M. Blaney                              M. Allaby                       M. MacDonald
l'hon. B. Thériault                    M. Wilson                       M. MacLeod
l'hon. M. Richard                      M. Smith                        M. D. Landry
l'hon. Mme Day                         M. Kavanaugh                    M. Armstrong
l'hon. M. Gay                          M. Steeves                      M. J. Doyle

CONTRE : 6

M. Sherwood                            M. Mockler                      M. D. Graham
M. Robichaud                           Mme Weir                        M. Mesheau

Après un certain laps de temps, M. O'Donnell prend le fauteuil.

Après un autre laps de temps, le président de la Chambre reprend le fauteuil. Le président du comité, M. O'Donnell, demande au président de la Chambre de revenir à l'appel de la présentation des rapports de comités et rapporte que le comité lui a enjoint de faire rapport du projet de loi suivant sans amendement :

6, Loi modifiant la Loi sur la voirie.

Le président du comité rapporte aussi que le comité lui a enjoint de faire rapport de l'avancement des travaux au sujet du projet de loi suivant :

3, Loi modifiant la Loi sur la Police.

Le président du comité rapporte aussi que le comité lui a enjoint de demander à présenter un autre rapport.
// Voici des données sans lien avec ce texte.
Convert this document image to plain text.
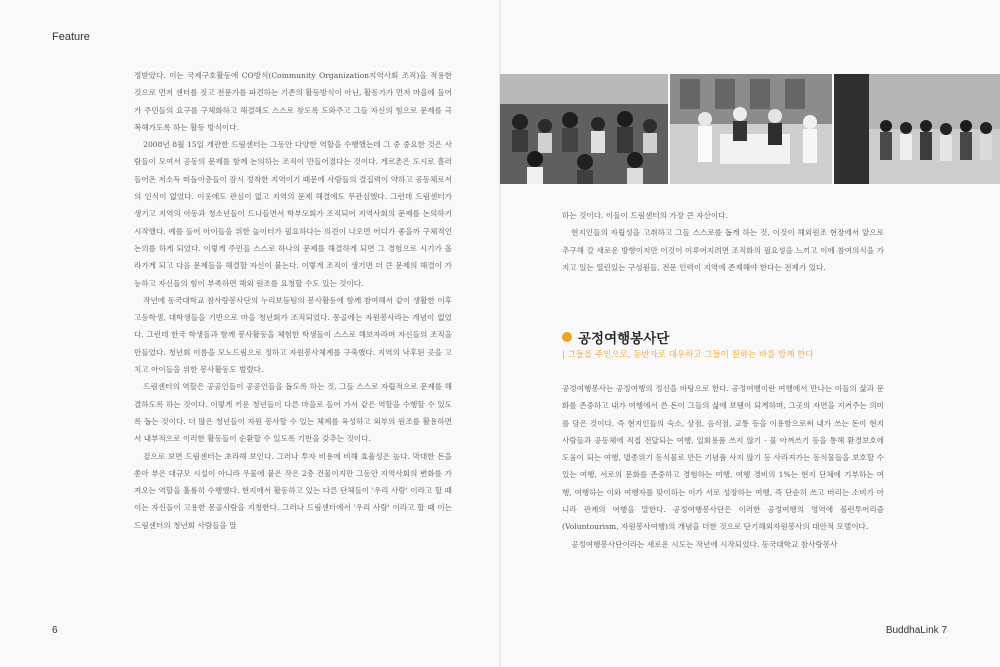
Feature

정받았다. 이는 국제구호활동에 CO방식(Community Organization지역사회 조직)을 적용한 것으로 먼저 센터를 짓고 전문가를 파견하는 기존의 활동방식이 아닌, 활동가가 먼저 마을에 들어가 주민들의 요구를 구체화하고 해결해도 스스로 찾도록 도와주고 그들 자신의 힘으로 문제를 극복해가도록 하는 활동 방식이다.

2008년 8월 15일 개관한 드림센터는 그동안 다양한 역할을 수행했는데 그 중 중요한 것은 사람들이 모여서 공동의 문제를 함께 논의하는 조직이 만들어졌다는 것이다. 게르촌은 도시로 흘러들어온 저소득 떠돌이층들이 잠시 정착한 지역이기 때문에 사람들의 결집력이 약하고 공동체로서의 인식이 없었다. 이웃에도 관심이 없고 지역의 문제 해결에도 무관심했다. 그런데 드림센터가 생기고 지역의 아동과 청소년들이 드나들면서 학부모회가 조직되어 지역사회의 문제를 논의하기 시작했다. 예를 들어 아이들을 위한 놀이터가 필요하다는 의견이 나오면 어디가 좋을까 구체적인 논의를 하게 되었다. 이렇게 주민들 스스로 하나의 문제를 해결하게 되면 그 경험으로 시기가 올라가게 되고 다음 문제들을 해결할 자신이 붙는다. 이렇게 조직이 생기면 더 큰 문제의 해결이 가능하고 자신들의 힘이 부족하면 해외 원조를 요청할 수도 있는 것이다.

작년에 동국대학교 참사랑봉사단의 누리보듬팀의 봉사활동에 함께 참여해서 같이 생활한 이후 고등학생, 대학생들을 기반으로 마을 청년회가 조직되었다. 몽골에는 자원봉사라는 개념이 없었다. 그런데 한국 학생들과 함께 봉사활동을 체험한 학생들이 스스로 해보자라며 자신들의 조직을 만들었다. 청년회 이름을 모노드림으로 정하고 자원봉사체계를 구축했다. 지역의 낙후된 곳을 고치고 아이들을 위한 봉사활동도 벌렸다.

드림센터의 역할은 공공인들이 공공인들을 돕도록 하는 것, 그들 스스로 자립적으로 문제를 해결하도록 하는 것이다. 이렇게 키운 청년들이 다른 마을로 들어 가서 같은 역할을 수행할 수 있도록 돕는 것이다. 더 많은 청년들이 자원 봉사할 수 있는 체제를 육성하고 외부의 원조를 활용하면서 내부적으로 이러한 활동들이 순환할 수 있도록 기반을 갖추는 것이다.

겉으로 보면 드림센터는 초라해 보인다. 그러나 투자 비용에 비해 효율성은 높다. 막대한 돈을 쏟아 부은 대규모 시설이 아니라 우물에 붙은 작은 2층 건물이지만 그동안 지역사회의 변화를 가져오는 역할을 훌륭히 수행했다. 현지에서 활동하고 있는 다른 단체들이 '우리 사람' 이라고 할 때 이는 자신들이 고용한 몽골사람을 지칭한다. 그러나 드림센터에서 '우리 사람' 이라고 할 때 이는 드림센터의 청년회 사람들을 말

하는 것이다. 이들이 드림센터의 가장 큰 자산이다.

현지인들의 자립성을 고취하고 그들 스스로를 돕게 하는 것, 이것이 해외원조 현장에서 앞으로 추구해 갈 새로운 방향이지만 이것이 이루어지려면 조직화의 필요성을 느끼고 이에 참여의식을 가지고 있는 열린있는 구성원들, 전문 인력이 지역에 존재해야 한다는 전제가 있다.

공정여행봉사단
| 그들을 주인으로, 동반자로 대우하고 그들이 원하는 바를 함께 한다

공정여행봉사는 공정여행의 정신을 바탕으로 한다. 공정여행이란 여행에서 만나는 이들의 삶과 문화를 존중하고 내가 여행에서 쓴 돈이 그들의 삶에 보탬이 되게하며, 그곳의 자연을 지켜주는 의미를 담은 것이다. 즉 현지인들의 숙소, 상점, 음식점, 교통 등을 이용함으로써 내가 쓰는 돈이 현지 사람들과 공동체에 직접 전달되는 여행, 일회용품 쓰지 않기 · 물 아껴쓰기 등을 통해 환경보호에 도움이 되는 여행, 멸종위기 동식물로 만든 기념품 사지 않기 등 사라져가는 동식물들을 보호할 수 있는 여행, 서로의 문화를 존중하고 경험하는 여행, 여행 경비의 1%는 현지 단체에 기부하는 여행, 여행하는 이와 여행자를 맞이하는 이가 서로 성장하는 여행, 즉 단순히 쓰고 버리는 소비가 아니라 관계의 여행을 말한다. 공정여행봉사단은 이러한 공정여행의 영역에 볼런투어리즘(Voluntourism, 자원봉사여행)의 개념을 더한 것으로 단기해외자원봉사의 대안적 모델이다.

공정여행봉사단이라는 새로운 시도는 작년에 시작되었다. 동국대학교 참사랑봉사

6	BuddhaLink 7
Le président de la Chambre, conformément à l'article 78.1 du Règlement, met aux voix la motion d'adoption du rapport, dont la Chambre est réputée être saisie ; la motion est adoptée.



Décision du président

Le président rend la décision suivante :

Mesdames et Messieurs les parlementaires, le ministre de l'Éducation a mercredi donné avis d'une question de privilège conformément à l'article 9 du Règlement. La question de privilège découle de propos tenus par le député de Carleton au cours de la séance de mardi. Le ministre soutient que, pendant le débat, le député de Carleton a prétendu citer une lettre écrite par lui, alors que, en fait, la déclaration que le député citait était fictive.
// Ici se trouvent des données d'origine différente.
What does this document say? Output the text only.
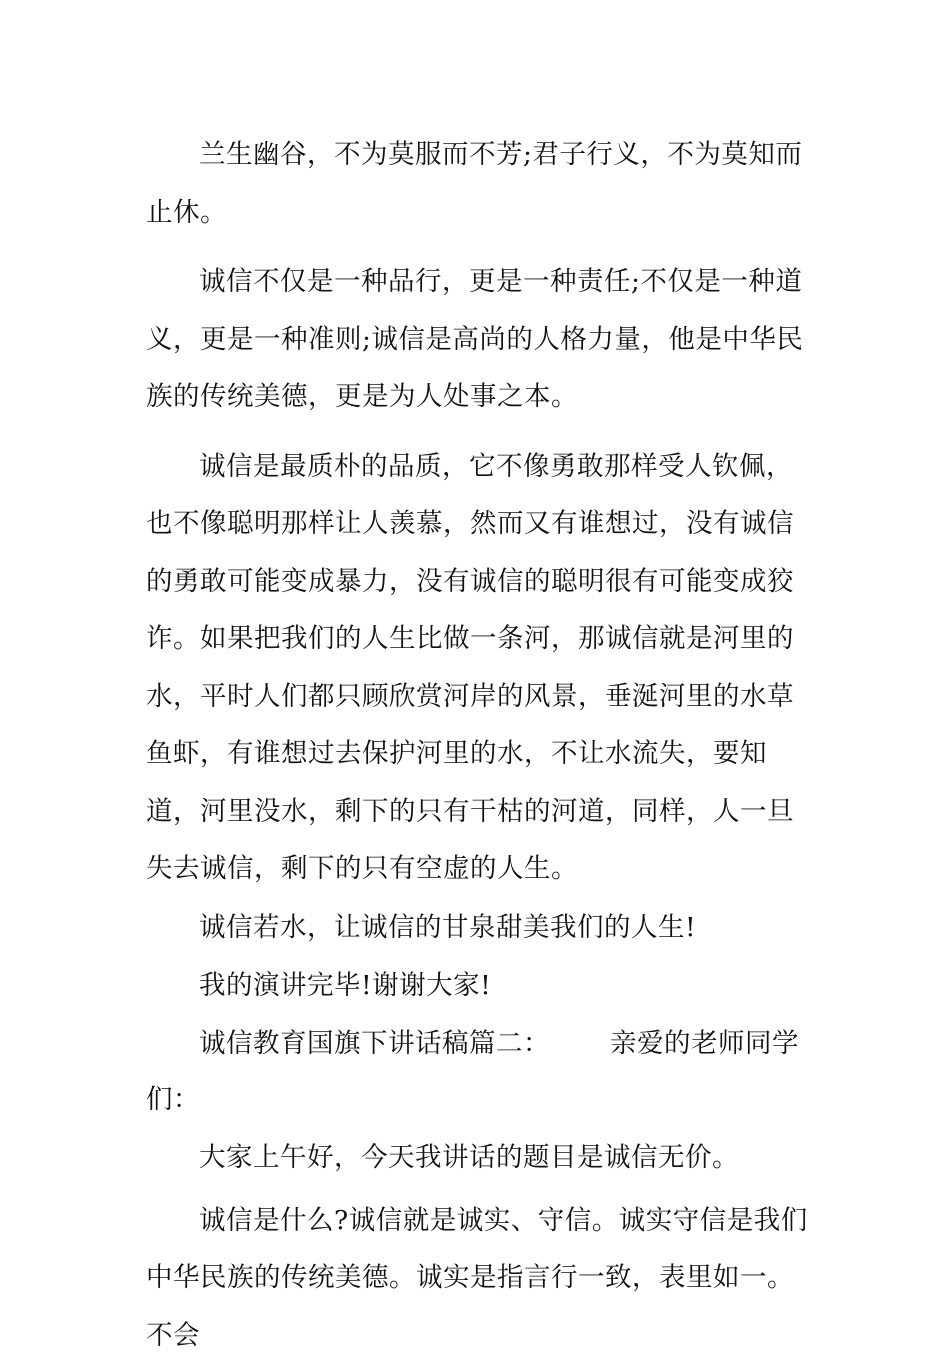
兰生幽谷，不为莫服而不芳;君子行义，不为莫知而止休。

诚信不仅是一种品行，更是一种责任;不仅是一种道义，更是一种准则;诚信是高尚的人格力量，他是中华民族的传统美德，更是为人处事之本。

诚信是最质朴的品质，它不像勇敢那样受人钦佩，也不像聪明那样让人羡慕，然而又有谁想过，没有诚信的勇敢可能变成暴力，没有诚信的聪明很有可能变成狡诈。如果把我们的人生比做一条河，那诚信就是河里的水，平时人们都只顾欣赏河岸的风景，垂涎河里的水草鱼虾，有谁想过去保护河里的水，不让水流失，要知道，河里没水，剩下的只有干枯的河道，同样，人一旦失去诚信，剩下的只有空虚的人生。

诚信若水，让诚信的甘泉甜美我们的人生!

我的演讲完毕!谢谢大家!

诚信教育国旗下讲话稿篇二： 亲爱的老师同学们：

大家上午好，今天我讲话的题目是诚信无价。

诚信是什么?诚信就是诚实、守信。诚实守信是我们中华民族的传统美德。诚实是指言行一致，表里如一。不会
Le privilège, comme les parlementaires le savent, est une question très sérieuse et importante. Essentiellement, le privilège ou la violation de privilège se rapporte à la capacité de s'acquitter de ses responsabilités en tant que parlementaire. Lorsque des parlementaires soutiennent que certains actes constituent une violation de privilège, ils doivent préciser quel privilège est touché. Les outrages sont des violations de l'autorité ou de la dignité de la Chambre elle-même, tandis que les violations de privilège, elles, mettent en jeu la protection de ses membres contre les entraves à l'exercice de leurs fonctions.

Pour ce qui est d'abord des privilèges des parlementaires, je n'estime pas que l'affaire à la source de la plainte les touche ni que des parlementaires ont été entravés dans l'exercice de leurs fonctions. Pour ce qui est de la deuxième question, celle de la perpétration d'un possible outrage à la Chambre, il faudrait déterminer si le député de Carleton induisait sciemment en erreur les parlementaires en attribuant une déclaration au ministre de l'Éducation, devant laquelle le ministre s'inscrit en faux.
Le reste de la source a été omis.